— James Branch Cabell
I question everything, trust no one and evaluate all sides of every issue before resting on a decision. I like to think this pessimistic outlook is what makes me a good journalist (which is open for debate), but it also causes a lot of grief.
I’ve always been this way. It doesn’t make a ton of sense because I had a wonderful upbringing with the best family imaginable, but even as a child I spent a lot of time alone, carefully observing the world outside of our home and thinking things like, “How is anyone buying this?”
Then there was my brother Wade. Born just 13 months after I was, we were almost identical to look at but our outlook on life was vastly different. Some of my happiest memories are of times when I let go of my pessimistic attitude long enough to partake in his happy-go-lucky adventures.
Over the years, my trust-nothing outlook has been validated by an array of horrific experiences ranging from loved ones committing suicide to nearly losing my life in an abusive relationship to trying to survive the second Great Depression.
These days, when it often seems we are living in a pre-apocalyptic world (which I don’t believe in, by the way) I find happiness in small doses. But this morning I saw something that made me want to abandon the ship of cynicism.
I was feeling especially grinchy after watching the news from Japan, where the death toll from last week’s earthquake and subsequent tsunami continues to mount, when I stepped out onto the porch to get away from the tragic images on the television. From our top-floor balcony that overlooks a canal and sagebrush-covered hillside, I saw a little boy playing by himself.

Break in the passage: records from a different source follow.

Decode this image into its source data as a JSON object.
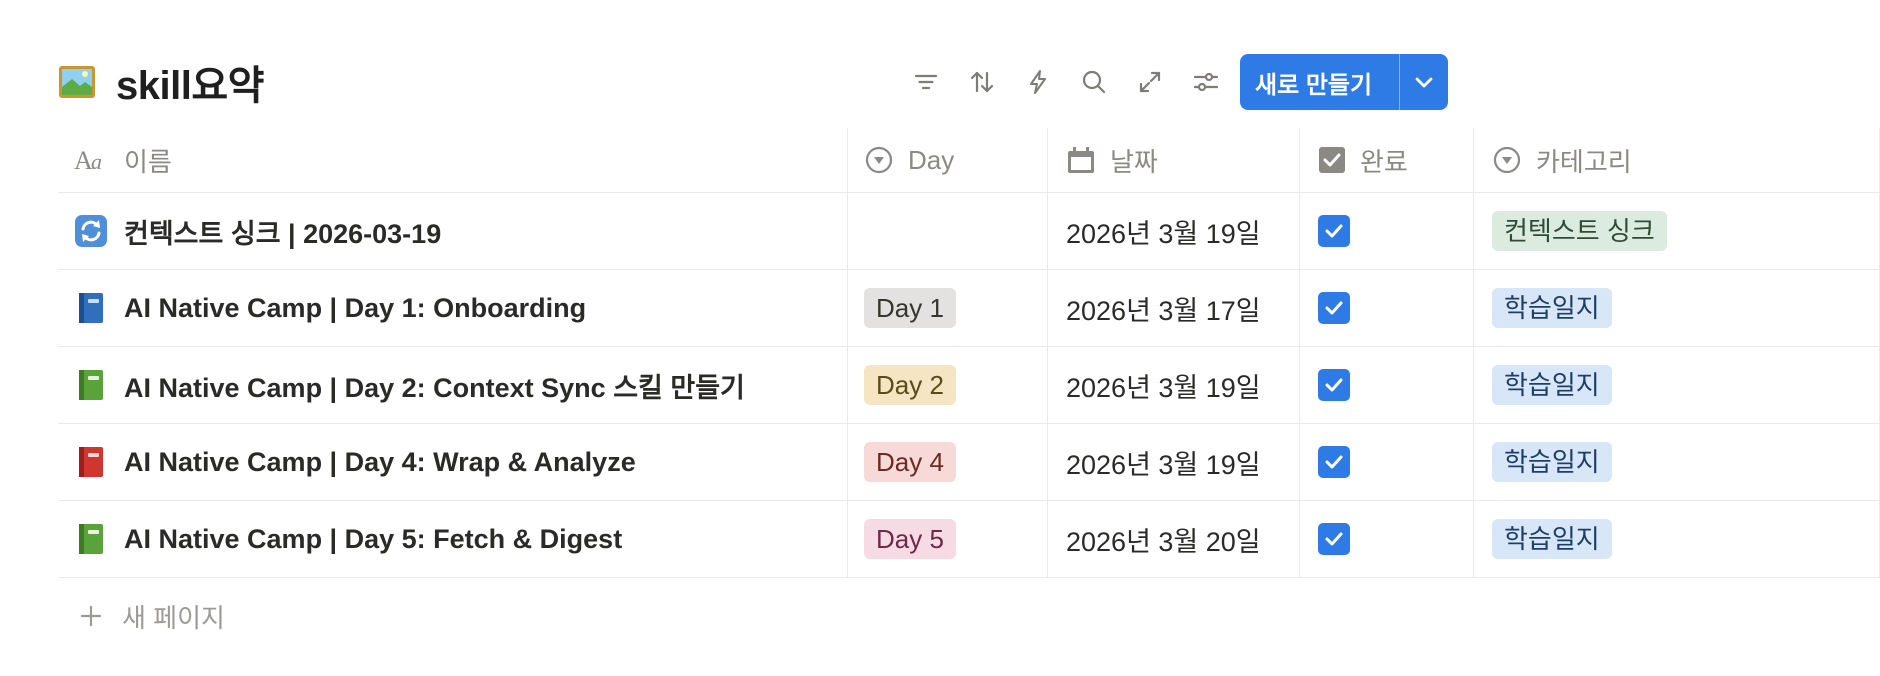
{
  "page": {
    "title": "skill요약",
    "title_icon": "framed-picture-icon"
  },
  "toolbar": {
    "icons": [
      "filter-icon",
      "sort-icon",
      "automation-bolt-icon",
      "search-icon",
      "expand-icon",
      "settings-sliders-icon"
    ],
    "new_button_label": "새로 만들기",
    "new_button_dropdown_icon": "chevron-down-icon"
  },
  "columns": [
    {
      "label": "이름",
      "icon": "text-property-icon"
    },
    {
      "label": "Day",
      "icon": "select-property-icon"
    },
    {
      "label": "날짜",
      "icon": "calendar-icon"
    },
    {
      "label": "완료",
      "icon": "checkbox-property-icon"
    },
    {
      "label": "카테고리",
      "icon": "select-property-icon"
    }
  ],
  "rows": [
    {
      "icon": "sync-arrows-icon",
      "name": "컨텍스트 싱크 | 2026-03-19",
      "day": "",
      "day_color": "",
      "date": "2026년 3월 19일",
      "done": true,
      "category": "컨텍스트 싱크",
      "category_color": "green"
    },
    {
      "icon": "blue-book-icon",
      "name": "AI Native Camp | Day 1: Onboarding",
      "day": "Day 1",
      "day_color": "gray",
      "date": "2026년 3월 17일",
      "done": true,
      "category": "학습일지",
      "category_color": "blue"
    },
    {
      "icon": "green-book-icon",
      "name": "AI Native Camp | Day 2: Context Sync 스킬 만들기",
      "day": "Day 2",
      "day_color": "yellow",
      "date": "2026년 3월 19일",
      "done": true,
      "category": "학습일지",
      "category_color": "blue"
    },
    {
      "icon": "red-book-icon",
      "name": "AI Native Camp | Day 4: Wrap & Analyze",
      "day": "Day 4",
      "day_color": "red",
      "date": "2026년 3월 19일",
      "done": true,
      "category": "학습일지",
      "category_color": "blue"
    },
    {
      "icon": "green-book-icon",
      "name": "AI Native Camp | Day 5: Fetch & Digest",
      "day": "Day 5",
      "day_color": "pink",
      "date": "2026년 3월 20일",
      "done": true,
      "category": "학습일지",
      "category_color": "blue"
    }
  ],
  "new_page_label": "새 페이지",
  "colors": {
    "accent": "#2f7be6",
    "pill_gray": "#e3e2e0",
    "pill_yellow": "#f5e5c2",
    "pill_red": "#f7d9d7",
    "pill_pink": "#f7dbe4",
    "pill_green": "#dcebdf",
    "pill_blue": "#d8e7f8"
  }
}
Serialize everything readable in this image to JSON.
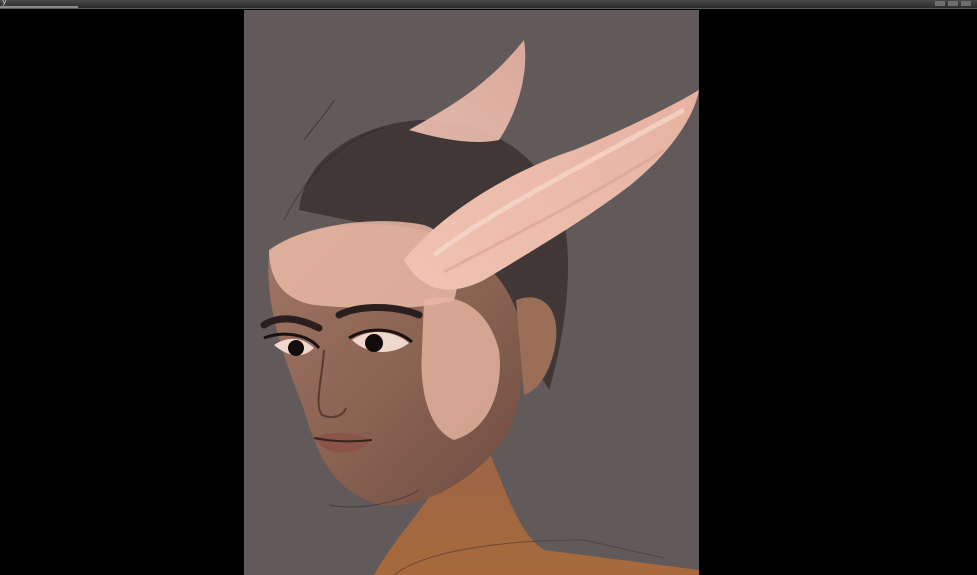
{
  "window": {
    "title": "y"
  },
  "viewport": {
    "background": "#000000"
  },
  "canvas": {
    "background": "#625a5a",
    "content": "digital-painting"
  },
  "icons": {
    "minimize": "minimize-icon",
    "maximize": "maximize-icon",
    "close": "close-icon"
  }
}
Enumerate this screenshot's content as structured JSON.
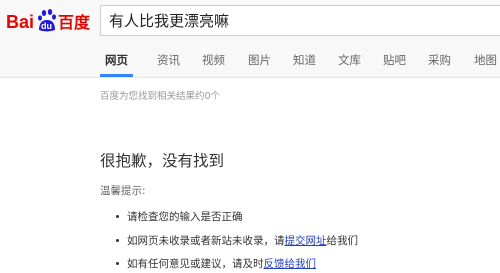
{
  "logo": {
    "text_left": "Bai",
    "paw_text": "du",
    "text_right": "百度"
  },
  "search": {
    "query": "有人比我更漂亮嘛"
  },
  "nav": {
    "tabs": [
      {
        "label": "网页",
        "active": true
      },
      {
        "label": "资讯"
      },
      {
        "label": "视频"
      },
      {
        "label": "图片"
      },
      {
        "label": "知道"
      },
      {
        "label": "文库"
      },
      {
        "label": "贴吧"
      },
      {
        "label": "采购"
      },
      {
        "label": "地图"
      }
    ]
  },
  "result_count": "百度为您找到相关结果约0个",
  "no_result": {
    "title": "很抱歉，没有找到",
    "tips_title": "温馨提示:",
    "tips": [
      {
        "text": "请检查您的输入是否正确"
      },
      {
        "text_before": "如网页未收录或者新站未收录，请",
        "link": "提交网址",
        "text_after": "给我们"
      },
      {
        "text_before": "如有任何意见或建议，请及时",
        "link": "反馈给我们",
        "text_after": ""
      }
    ]
  },
  "colors": {
    "brand_red": "#e10602",
    "brand_blue": "#2319dc",
    "active_tab": "#3385ff",
    "link": "#2440b3"
  }
}
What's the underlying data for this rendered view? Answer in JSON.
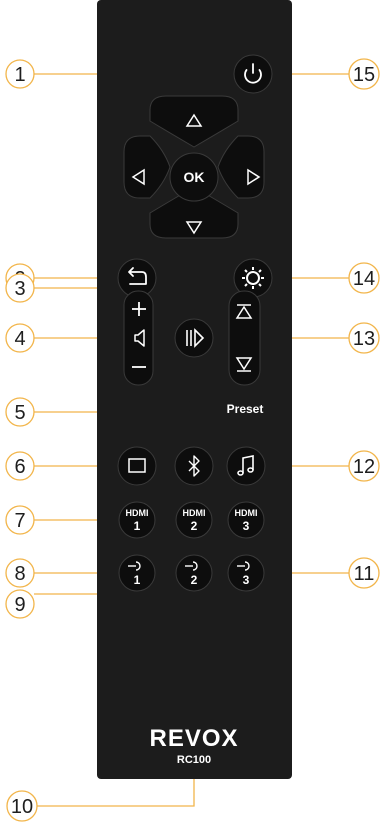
{
  "remote": {
    "brand": "REVOX",
    "model": "RC100",
    "ok_label": "OK",
    "preset_label": "Preset",
    "hdmi_label": "HDMI",
    "hdmi_inputs": [
      "1",
      "2",
      "3"
    ],
    "analog_inputs": [
      "1",
      "2",
      "3"
    ]
  },
  "callouts": [
    "1",
    "2",
    "3",
    "4",
    "5",
    "6",
    "7",
    "8",
    "9",
    "10",
    "11",
    "12",
    "13",
    "14",
    "15"
  ],
  "colors": {
    "body": "#1c1c1c",
    "button": "#0d0d0d",
    "button_border": "#3a3a3a",
    "callout_line": "#f2b54a",
    "callout_text": "#1e1e1e"
  },
  "icons": {
    "up": "triangle-up-icon",
    "down": "triangle-down-icon",
    "left": "triangle-left-icon",
    "right": "triangle-right-icon",
    "power": "power-icon",
    "back": "back-arrow-icon",
    "settings": "gear-icon",
    "play_pause": "play-pause-icon",
    "volume": "speaker-icon",
    "preset_up": "preset-up-icon",
    "preset_down": "preset-down-icon",
    "tv": "tv-icon",
    "bluetooth": "bluetooth-icon",
    "music": "music-note-icon",
    "analog_input": "analog-input-icon"
  }
}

The boy had a stick he was using as a sword and he had stuck a long piece of plastic pipe in the ground with a “flag” made of pink tape atop it. It was clear by the way he was swinging his sword at the sagebrush that surrounded him, the boy was fighting a bloody battle in which he was defending his “castle” from at least 100 men. Every once in a while, the boy would shove the stick under his own arm and fall to the ground as if one of his enemies had just killed him with their sword.
As I watched the boy, a smile crept across my Grinch face. I couldn’t help but think back to my childhood when Wade could be found, rain or shine, any day of the week, using a stick as a gun or a sword or playing a baseball game with an imaginary team.
I learned at an early age it was a lot of fun to abandon my serious side that saw the world for what it really was and join my best friend outside in his imaginary world where the bad guys couldn’t really kill you and anything was possible. We had forts in the hay stack, spaceships in old horse mangers, battlefields in the weeds and entire cities made of mud. Though I was a pretty serious child, I figured out it was OK to let go of that attitude sometimes and just enjoy life.
Watching the boy playing without a care in the world this morning made me reevaluate my own attitude, and I think maybe, just maybe, my Grinch heart grew at least half a size today. Maybe I’ll shut off the news and see if my brother wants to go hunt some rabbits.